Measure for Measure, RSC at the Barbican Theatre

Measure for Measure is rather like a Renaissance Indecent Proposal. However, being Shakespeare at work rather than Hollywood, the central moral dilemma is rather more challenging. Not would you have sex with Robert Redford for $1 million, but would you have sex with a wicked man, in order to save your brother’s life – but thereby endangering both your immortal souls.

The Duke of Vienna decides to leave his kingdom, allowing his deputy Angelo to take over. Angelo ruthlessly re-evokes old laws of chastity, and condemns to death Claudio, a young man who has got his girlfriend pregnant. Claudio’s sister Isabella, a novitiate nun, pleads for his life, but Angelo will only free Claudio if Isabella will make love to him. Isabella refuses, and it seems as if Claudio will hang, but at the last minute, the Duke, who has been following the proceedings disguised as a friar, steps in to prevent tragedy.

Isabella is a tricky role to play. This is a woman whose devout passion and intelligence burn in her like a white flame, sparking ardour in the breast of the puritan Angelo. But she must at the same time spark some sympathy with the audience, or else her refusal to save her brother’s life by sleeping with Angelo seems callous and prudish rather than principled.

Unfortunately, Clare Holman’s Isabella lacks fire – she argues for her brother’s life like a head girl in a school debating competition. Stephen Boxer, as Angelo, is suitably desiccated and pallid, indeed ‘a man whose blood is very snow-broth’ – one feels he really should get out more. The Duke, as played by Robert Glenister, is not very sympathetic either – his motives seem murky and self-serving.

Many of the supporting cast are excellent. Adrian Schiller is hilariously louche as Claudio’s drunken reprobate friend Lucio, and his timing is spot-on. Penny Layden, as Juliet, Claudio’s pregnant fiancee, makes a brief but most affecting appearance as a Renaissance waif. Jimmy Chisholm plays the pimp Pompey with camp, Cabaret-style gusto.
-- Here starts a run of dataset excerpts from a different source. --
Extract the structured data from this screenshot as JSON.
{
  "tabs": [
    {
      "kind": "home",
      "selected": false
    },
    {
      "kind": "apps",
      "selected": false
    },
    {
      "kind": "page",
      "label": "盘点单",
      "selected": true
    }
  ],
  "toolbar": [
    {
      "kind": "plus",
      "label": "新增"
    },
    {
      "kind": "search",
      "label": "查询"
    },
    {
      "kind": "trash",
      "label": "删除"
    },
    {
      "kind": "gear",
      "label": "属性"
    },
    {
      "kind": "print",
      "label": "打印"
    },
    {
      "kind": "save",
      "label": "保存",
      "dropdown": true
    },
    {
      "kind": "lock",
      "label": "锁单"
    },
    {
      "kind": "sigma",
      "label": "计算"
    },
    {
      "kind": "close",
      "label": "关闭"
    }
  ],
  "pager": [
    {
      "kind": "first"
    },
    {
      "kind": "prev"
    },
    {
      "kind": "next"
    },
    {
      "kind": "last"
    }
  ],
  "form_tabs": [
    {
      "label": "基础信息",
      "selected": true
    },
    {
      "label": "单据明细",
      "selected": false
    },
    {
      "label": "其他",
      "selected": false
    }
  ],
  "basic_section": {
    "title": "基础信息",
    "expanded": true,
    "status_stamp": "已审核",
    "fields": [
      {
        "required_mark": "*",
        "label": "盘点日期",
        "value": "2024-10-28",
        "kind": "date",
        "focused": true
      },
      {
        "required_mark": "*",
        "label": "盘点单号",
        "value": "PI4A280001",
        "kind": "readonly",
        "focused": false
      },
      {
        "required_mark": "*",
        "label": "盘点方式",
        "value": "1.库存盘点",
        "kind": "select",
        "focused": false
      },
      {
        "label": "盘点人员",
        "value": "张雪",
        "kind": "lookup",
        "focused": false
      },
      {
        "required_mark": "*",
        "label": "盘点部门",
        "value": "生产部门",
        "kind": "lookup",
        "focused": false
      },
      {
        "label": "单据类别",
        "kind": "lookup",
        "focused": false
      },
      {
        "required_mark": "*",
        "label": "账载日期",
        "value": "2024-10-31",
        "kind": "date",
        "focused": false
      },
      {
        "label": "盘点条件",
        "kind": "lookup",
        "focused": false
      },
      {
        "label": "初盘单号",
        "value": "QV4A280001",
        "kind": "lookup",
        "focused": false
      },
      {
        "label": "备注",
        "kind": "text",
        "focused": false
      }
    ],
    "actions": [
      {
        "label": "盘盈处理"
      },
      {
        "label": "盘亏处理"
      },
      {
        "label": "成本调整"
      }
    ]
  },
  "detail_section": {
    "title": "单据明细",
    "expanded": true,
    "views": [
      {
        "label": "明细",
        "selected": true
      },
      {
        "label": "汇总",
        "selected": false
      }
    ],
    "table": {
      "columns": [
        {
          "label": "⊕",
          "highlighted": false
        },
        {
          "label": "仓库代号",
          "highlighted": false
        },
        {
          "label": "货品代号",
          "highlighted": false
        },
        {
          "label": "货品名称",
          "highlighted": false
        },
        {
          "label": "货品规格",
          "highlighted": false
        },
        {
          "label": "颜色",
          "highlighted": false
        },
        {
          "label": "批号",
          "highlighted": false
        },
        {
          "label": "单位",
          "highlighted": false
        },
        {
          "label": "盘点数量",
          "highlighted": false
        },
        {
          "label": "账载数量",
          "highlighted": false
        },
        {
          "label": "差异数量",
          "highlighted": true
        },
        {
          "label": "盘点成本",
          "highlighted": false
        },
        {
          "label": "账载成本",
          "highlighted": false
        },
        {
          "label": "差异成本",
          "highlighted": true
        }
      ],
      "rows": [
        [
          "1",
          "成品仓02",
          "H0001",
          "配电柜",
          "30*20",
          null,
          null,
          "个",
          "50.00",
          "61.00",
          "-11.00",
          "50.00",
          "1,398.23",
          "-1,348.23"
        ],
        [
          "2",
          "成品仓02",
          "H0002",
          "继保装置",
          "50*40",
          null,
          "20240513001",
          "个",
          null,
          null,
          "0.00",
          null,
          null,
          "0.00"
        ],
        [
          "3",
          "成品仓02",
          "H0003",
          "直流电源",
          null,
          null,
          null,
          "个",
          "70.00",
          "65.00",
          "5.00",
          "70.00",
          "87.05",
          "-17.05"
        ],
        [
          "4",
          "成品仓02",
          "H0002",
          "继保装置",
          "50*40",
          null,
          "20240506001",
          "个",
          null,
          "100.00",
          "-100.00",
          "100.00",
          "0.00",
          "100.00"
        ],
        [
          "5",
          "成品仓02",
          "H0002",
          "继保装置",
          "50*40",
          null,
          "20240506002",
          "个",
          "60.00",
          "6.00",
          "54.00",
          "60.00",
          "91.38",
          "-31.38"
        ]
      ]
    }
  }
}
The theme of the play in its essence – the nature and abuse of power – is still as valid as it ever was. To make sure this doesn t escape us, this production is given a vaguely modern setting, with much of the city’s government and its army kitted out in quasi-fascist gear. The set, all spartan stripped pine, walls and floor, with a staircase at the back, works very well – however, I think we could have done just as well without the biblical mottoes intermittently projected onto the back wall, which add little in the way of congruity or explanation.